Performance Analysis Workflow
// Step 1: Get time range advice
{"name": "datadog-time-range-advisor", "arguments": {"analysis_type": "performance"}}
// Step 2: Follow the recommended time ranges
{"name": "get_metrics", "arguments": {"query": "avg:trace.http.request.duration{*}", "minutes_back": 30}}
// Step 3: Get detailed performance diagnosis
{"name": "datadog-performance-diagnosis", "arguments": {"service_name": "api"}}
6. Parameter Tips
✅ Correct Parameter Types:
{
"hours_back": 2, // Number, not string
"minutes_back": 30, // Number, not string
"limit": 100, // Number, not string
"from_time": "2025-09-14T15:00:00Z", // ISO string
"indexes": ["main"], // Array, not string
"sort": "-timestamp" // String
}
❌ Common Mistakes to Avoid:
{
"hours_back": "2", // String instead of number
"minutes_back": "", // Empty string instead of null/number
"from_time": "2h", // Relative time instead of ISO
"indexes": "main" // String instead of array
}
🏗️ Architecture
Technology Stack
- FastMCP 2.10.6 - High-performance MCP server framework
- MCP Protocol 1.12.2 - Model Context Protocol compliance
- Python 3.12+ - Modern Python with type hints
- Datadog API Client - Official Datadog Python SDK
- HTTP + SSE - Streamable transport with Server-Sent Events
Design Principles
- AI-First Design - Optimized for AI agent interaction patterns
- Production Ready - Comprehensive error handling, logging, and validation
- Developer Experience - Clear APIs, helpful error messages, extensive examples
- Performance Focused - Efficient data handling and smart caching strategies
- Standards Compliant - Full MCP protocol compliance with FastMCP optimizations
🔍 Troubleshooting
Common Issues
Server Won't Start
# Check if port is in use
lsof -i :8080
# Check environment variables
echo $DD_API_KEY
echo $DD_APP_KEY
# Check logs for detailed errors
python3 datadog_mcp_server.py
API Authentication Errors
- Verify your Datadog API key and Application key
- Check your Datadog site setting
- Ensure keys have required permissions
Postman Testing Issues
- Use
Content-Type: application/jsonheader - Send parameters as numbers, not strings (e.g.,
"hours_back": 2) - Use proper ISO format for time strings
- Check server logs for validation errors
Performance Issues
- Use smaller time ranges for faster responses
- Limit log search results with
limitparameter - Use
minutes_backfor precise short-term analysis - Consider pagination for large datasets
Performance Optimization
Query Optimization Strategies
# ✅ Efficient queries (fast responses)
get_logs("service:api status:error", minutes_back=15, limit=50)

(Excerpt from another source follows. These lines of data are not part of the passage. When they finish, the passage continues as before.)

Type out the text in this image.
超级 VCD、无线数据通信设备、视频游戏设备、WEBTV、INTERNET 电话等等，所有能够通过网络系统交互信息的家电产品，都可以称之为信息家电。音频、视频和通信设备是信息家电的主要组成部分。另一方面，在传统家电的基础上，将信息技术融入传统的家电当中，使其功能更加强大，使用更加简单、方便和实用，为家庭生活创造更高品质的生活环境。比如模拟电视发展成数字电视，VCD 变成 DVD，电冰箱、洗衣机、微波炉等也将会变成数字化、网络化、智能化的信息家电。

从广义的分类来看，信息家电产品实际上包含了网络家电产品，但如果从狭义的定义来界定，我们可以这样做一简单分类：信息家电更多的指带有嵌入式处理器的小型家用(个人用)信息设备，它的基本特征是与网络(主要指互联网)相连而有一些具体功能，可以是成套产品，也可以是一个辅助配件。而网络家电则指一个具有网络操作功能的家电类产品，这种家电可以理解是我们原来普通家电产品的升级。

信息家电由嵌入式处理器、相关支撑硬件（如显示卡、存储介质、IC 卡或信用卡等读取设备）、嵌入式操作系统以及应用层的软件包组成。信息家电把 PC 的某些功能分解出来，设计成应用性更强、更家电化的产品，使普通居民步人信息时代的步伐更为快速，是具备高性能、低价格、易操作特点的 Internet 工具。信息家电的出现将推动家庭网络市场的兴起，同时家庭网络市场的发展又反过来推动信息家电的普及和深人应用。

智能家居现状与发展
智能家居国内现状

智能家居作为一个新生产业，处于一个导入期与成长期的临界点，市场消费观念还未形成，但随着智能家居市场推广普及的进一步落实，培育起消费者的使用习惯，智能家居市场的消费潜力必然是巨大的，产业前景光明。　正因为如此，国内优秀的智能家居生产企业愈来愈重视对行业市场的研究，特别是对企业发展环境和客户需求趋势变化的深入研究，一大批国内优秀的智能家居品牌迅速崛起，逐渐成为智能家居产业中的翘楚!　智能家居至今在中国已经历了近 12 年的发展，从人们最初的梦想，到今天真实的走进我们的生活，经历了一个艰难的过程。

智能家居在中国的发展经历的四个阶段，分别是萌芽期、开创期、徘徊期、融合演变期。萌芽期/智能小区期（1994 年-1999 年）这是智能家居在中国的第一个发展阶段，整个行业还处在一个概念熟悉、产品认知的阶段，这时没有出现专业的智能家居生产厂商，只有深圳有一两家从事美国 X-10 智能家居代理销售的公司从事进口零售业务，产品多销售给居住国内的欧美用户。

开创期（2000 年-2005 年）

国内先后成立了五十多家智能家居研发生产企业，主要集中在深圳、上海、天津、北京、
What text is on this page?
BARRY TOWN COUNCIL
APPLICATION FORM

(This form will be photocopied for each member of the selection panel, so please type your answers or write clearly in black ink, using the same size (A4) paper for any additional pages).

get_metrics("avg:response.time{service:api}", hours_back=1)
# ❌ Inefficient queries (slow responses)
get_logs("*", hours_back=168, limit=10000) # Too broad, too much data
get_metrics("*", hours_back=720) # Wildcard with long range
Memory and Network Optimization
# Use pagination for large datasets
page_1 = get_logs("service:api", hours_back=24, limit=100)
if page_1.get("has_more"):
page_2 = get_next_datadog_logs_page(page_1["next_cursor"], limit=100)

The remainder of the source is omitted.